Une odeur de bois fumé flotte entre les toits de chaume. Chaque matin, les gardiens du village allument les foyers irori des maisons centenaires, perpétuant un geste vieux de plusieurs siècles. Cette fumée qui imprègne les poutres noircies n'est pas qu'un détail pittoresque : elle protège naturellement les charpentes des insectes et de l'humidité.
Ce musée en plein air a été créé en 1971 pour sauver de la destruction des dizaines de fermes traditionnelles de la région montagneuse de Hida. La construction de barrages sur la rivière Sho menaçait alors ces habitations uniques. Plus de trente bâtiments, dont quatre classés Bien culturel important du Japon, ont été démontés poutre par poutre puis reconstruits sur ce terrain vallonné au sud-ouest de Takayama.

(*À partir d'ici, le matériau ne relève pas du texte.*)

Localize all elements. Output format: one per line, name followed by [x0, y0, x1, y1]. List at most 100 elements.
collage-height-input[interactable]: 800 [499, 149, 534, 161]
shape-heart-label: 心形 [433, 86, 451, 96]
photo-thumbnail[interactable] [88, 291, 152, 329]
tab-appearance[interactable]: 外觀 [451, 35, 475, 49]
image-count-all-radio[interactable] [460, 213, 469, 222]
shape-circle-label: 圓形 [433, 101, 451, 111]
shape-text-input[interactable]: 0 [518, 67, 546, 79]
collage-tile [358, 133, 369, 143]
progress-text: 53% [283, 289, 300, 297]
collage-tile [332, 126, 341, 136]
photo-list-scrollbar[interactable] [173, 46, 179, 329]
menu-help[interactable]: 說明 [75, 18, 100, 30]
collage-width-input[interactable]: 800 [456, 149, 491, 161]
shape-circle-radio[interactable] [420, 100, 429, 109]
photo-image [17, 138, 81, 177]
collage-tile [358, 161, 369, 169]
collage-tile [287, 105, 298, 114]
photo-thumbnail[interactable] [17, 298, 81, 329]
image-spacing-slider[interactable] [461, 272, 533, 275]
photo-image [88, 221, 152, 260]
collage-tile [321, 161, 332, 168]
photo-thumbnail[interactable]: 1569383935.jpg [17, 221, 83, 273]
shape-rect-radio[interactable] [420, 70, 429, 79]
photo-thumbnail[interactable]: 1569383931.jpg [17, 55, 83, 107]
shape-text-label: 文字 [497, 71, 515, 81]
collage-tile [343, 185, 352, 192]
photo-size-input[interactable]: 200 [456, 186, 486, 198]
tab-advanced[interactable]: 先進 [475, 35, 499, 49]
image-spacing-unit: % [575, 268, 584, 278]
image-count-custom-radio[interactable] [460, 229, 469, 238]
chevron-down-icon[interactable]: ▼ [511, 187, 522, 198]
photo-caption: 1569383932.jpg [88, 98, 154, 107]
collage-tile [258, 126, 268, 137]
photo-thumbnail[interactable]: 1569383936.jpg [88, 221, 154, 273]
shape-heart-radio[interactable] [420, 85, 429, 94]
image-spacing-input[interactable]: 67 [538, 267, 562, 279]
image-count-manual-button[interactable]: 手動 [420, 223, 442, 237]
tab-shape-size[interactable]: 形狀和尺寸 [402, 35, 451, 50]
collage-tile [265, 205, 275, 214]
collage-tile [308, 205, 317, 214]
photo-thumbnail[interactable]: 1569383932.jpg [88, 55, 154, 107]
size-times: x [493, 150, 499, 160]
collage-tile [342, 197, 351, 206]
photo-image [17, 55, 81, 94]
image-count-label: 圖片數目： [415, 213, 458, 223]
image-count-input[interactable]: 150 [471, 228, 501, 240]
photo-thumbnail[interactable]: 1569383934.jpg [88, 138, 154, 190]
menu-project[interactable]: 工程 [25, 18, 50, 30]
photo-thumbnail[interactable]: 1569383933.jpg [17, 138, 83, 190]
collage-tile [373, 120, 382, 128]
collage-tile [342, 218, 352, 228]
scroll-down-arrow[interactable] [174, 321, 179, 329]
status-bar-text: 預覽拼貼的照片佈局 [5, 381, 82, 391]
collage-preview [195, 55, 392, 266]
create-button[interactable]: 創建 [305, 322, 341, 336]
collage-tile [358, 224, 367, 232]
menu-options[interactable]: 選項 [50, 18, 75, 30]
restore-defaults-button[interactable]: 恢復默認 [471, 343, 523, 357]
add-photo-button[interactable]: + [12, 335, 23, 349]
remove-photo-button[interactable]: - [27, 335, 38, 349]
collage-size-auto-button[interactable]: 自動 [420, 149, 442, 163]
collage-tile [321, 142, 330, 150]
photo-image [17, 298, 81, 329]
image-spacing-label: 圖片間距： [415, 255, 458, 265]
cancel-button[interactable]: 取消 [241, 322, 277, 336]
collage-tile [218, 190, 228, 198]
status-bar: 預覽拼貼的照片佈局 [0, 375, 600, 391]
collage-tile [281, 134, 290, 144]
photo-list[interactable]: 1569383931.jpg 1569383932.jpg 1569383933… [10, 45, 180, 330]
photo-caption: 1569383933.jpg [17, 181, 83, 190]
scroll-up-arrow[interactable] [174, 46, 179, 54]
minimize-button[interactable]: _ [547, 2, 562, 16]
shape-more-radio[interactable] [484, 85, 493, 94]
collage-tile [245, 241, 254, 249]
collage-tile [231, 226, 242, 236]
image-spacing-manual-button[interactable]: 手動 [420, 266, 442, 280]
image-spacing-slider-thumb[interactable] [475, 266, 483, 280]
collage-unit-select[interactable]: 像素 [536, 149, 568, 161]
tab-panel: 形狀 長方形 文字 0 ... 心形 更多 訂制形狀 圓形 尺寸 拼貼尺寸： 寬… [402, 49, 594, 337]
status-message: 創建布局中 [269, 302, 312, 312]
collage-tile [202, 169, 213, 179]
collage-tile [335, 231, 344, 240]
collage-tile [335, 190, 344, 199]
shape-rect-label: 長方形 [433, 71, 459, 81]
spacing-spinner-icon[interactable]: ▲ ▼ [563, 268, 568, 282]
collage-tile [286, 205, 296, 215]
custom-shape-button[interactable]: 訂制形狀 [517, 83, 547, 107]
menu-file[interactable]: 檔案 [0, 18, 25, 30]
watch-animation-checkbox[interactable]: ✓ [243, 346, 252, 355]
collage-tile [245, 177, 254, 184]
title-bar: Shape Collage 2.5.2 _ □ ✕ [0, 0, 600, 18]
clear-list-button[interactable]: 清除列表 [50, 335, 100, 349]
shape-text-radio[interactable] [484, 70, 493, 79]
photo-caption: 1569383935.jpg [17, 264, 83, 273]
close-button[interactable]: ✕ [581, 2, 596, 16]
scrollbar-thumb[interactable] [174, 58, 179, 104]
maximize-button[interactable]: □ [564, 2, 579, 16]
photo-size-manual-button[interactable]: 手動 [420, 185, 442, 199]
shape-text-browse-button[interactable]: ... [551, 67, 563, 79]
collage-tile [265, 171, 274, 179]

Le site offre une alternative paisible à Shirakawa-go, le célèbre village inscrit au patrimoine mondial de l'UNESCO. Là où Shirakawa-go croule parfois sous les visiteurs, Hida no Sato permet d'explorer les intérieurs à son rythme, de grimper aux étages et d'observer les détails de construction sans bousculade.
Les fermes aux toits pentus à 60 degrés portent un nom poétique : gassho-zukuri, littéralement "mains jointes en prière". Cette inclinaison vertigineuse n'a rien d'esthétique à l'origine. Elle permettait à la neige abondante des Alpes japonaises de glisser sans écraser la structure. Les charpentiers de Hida, réputés dans tout le Japon médiéval, assemblaient ces colosses de pin et de châtaignier sans utiliser un seul clou.

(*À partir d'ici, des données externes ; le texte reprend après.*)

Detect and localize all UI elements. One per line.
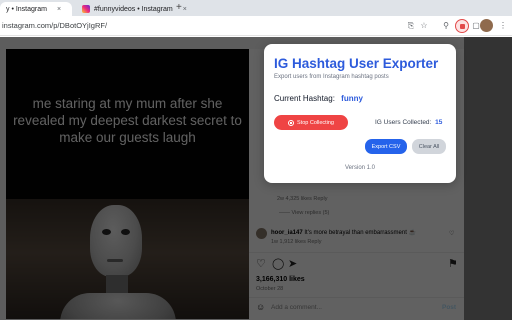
modal-backdrop-edge [464,37,512,320]
robot-head [90,205,142,277]
comment-text: It's more betrayal than embarrassment ☕ [304,230,417,236]
tab-instagram-post[interactable]: y • Instagram × [0,2,72,16]
post-date: October 28 [256,286,284,292]
profile-avatar[interactable] [480,19,493,32]
bookmark-icon[interactable]: ⚑ [448,258,458,270]
robot-eye [121,229,130,235]
robot-eye [102,229,111,235]
like-icon[interactable]: ♡ [256,258,266,270]
browser-toolbar: instagram.com/p/DBotOYjIgRF/ ⎘ ☆ ⚲ ▢ ⋮ [0,16,512,36]
stop-label: Stop Collecting [297,119,334,126]
tab-funnyvideos[interactable]: #funnyvideos • Instagram × [76,2,187,16]
install-icon[interactable]: ⎘ [405,20,417,32]
comment-body: hoor_ia147 It's more betrayal than embar… [271,229,416,236]
robot-mouth [107,259,123,262]
divider [249,252,464,253]
view-replies-link[interactable]: —— View replies (5) [279,210,329,216]
popup-subtitle: Export users from Instagram hashtag post… [274,74,389,80]
comment-meta[interactable]: 1w 1,912 likes Reply [271,239,321,245]
popup-title: IG Hashtag User Exporter [274,56,439,71]
clear-all-button[interactable]: Clear All [412,139,446,154]
comment-input[interactable]: Add a comment... [271,304,322,311]
address-bar[interactable]: instagram.com/p/DBotOYjIgRF/ [0,19,400,33]
tab-label: y • Instagram [6,5,47,13]
export-csv-button[interactable]: Export CSV [365,139,407,154]
star-icon[interactable]: ☆ [418,20,430,32]
hashtag-value: funny [341,94,363,103]
version-label: Version 1.0 [344,165,376,171]
users-collected: IG Users Collected: 15 [375,119,442,126]
extensions-icon[interactable]: ⚲ [440,20,452,32]
stop-icon [288,119,294,126]
comment-username[interactable]: hoor_ia147 [271,230,303,236]
menu-icon[interactable]: ⋮ [497,20,509,32]
comment-meta[interactable]: 2w 4,325 likes Reply [277,196,327,202]
new-tab-button[interactable]: + [176,3,182,13]
collected-count: 15 [435,119,443,126]
current-hashtag: Current Hashtag: funny [274,94,363,103]
emoji-icon[interactable]: ☺ [256,301,265,313]
comment-icon[interactable]: ◯ [272,258,284,270]
close-icon[interactable]: × [57,6,61,13]
post-comment-button[interactable]: Post [442,304,456,311]
heart-icon[interactable]: ♡ [449,230,454,237]
close-icon[interactable]: × [183,6,187,13]
likes-count[interactable]: 3,166,310 likes [256,276,305,283]
meme-caption: me staring at my mum after she revealed … [13,96,242,145]
instagram-icon [82,5,90,13]
robot-body [60,293,176,319]
collected-label: IG Users Collected: [375,119,432,126]
extension-popup: IG Hashtag User Exporter Export users fr… [264,44,456,183]
tab-label: #funnyvideos • Instagram [94,5,173,13]
post-video[interactable]: me staring at my mum after she revealed … [6,49,249,319]
divider [249,297,464,298]
stop-collecting-button[interactable]: Stop Collecting [274,115,348,130]
avatar[interactable] [256,228,267,239]
tab-strip: y • Instagram × #funnyvideos • Instagram… [0,0,512,16]
extension-pinned-icon[interactable] [455,19,469,33]
hashtag-label: Current Hashtag: [274,94,335,103]
share-icon[interactable]: ➤ [288,258,297,270]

Montez les escaliers raides jusqu'aux combles et vous découvrirez l'ingéniosité de ces habitations. Les vastes greniers servaient à l'élevage de vers à soie, activité vitale pour les familles paysannes durant les longs hivers. La chaleur du foyer irori montait naturellement jusqu'aux étages, créant des conditions idéales pour la sériciculture. Le musée expose encore les claies et ustensiles utilisés pour cette production textile.
Autour du foyer central se jouait toute la vie familiale. Chaque place était codifiée : l'aîné au fond, le cadet près de l'entrée. On y cuisinait, on s'y réchauffait, on y séchait les vêtements mouillés. La collection du musée comprend plus de 980 objets du quotidien exposés dans les différentes maisons.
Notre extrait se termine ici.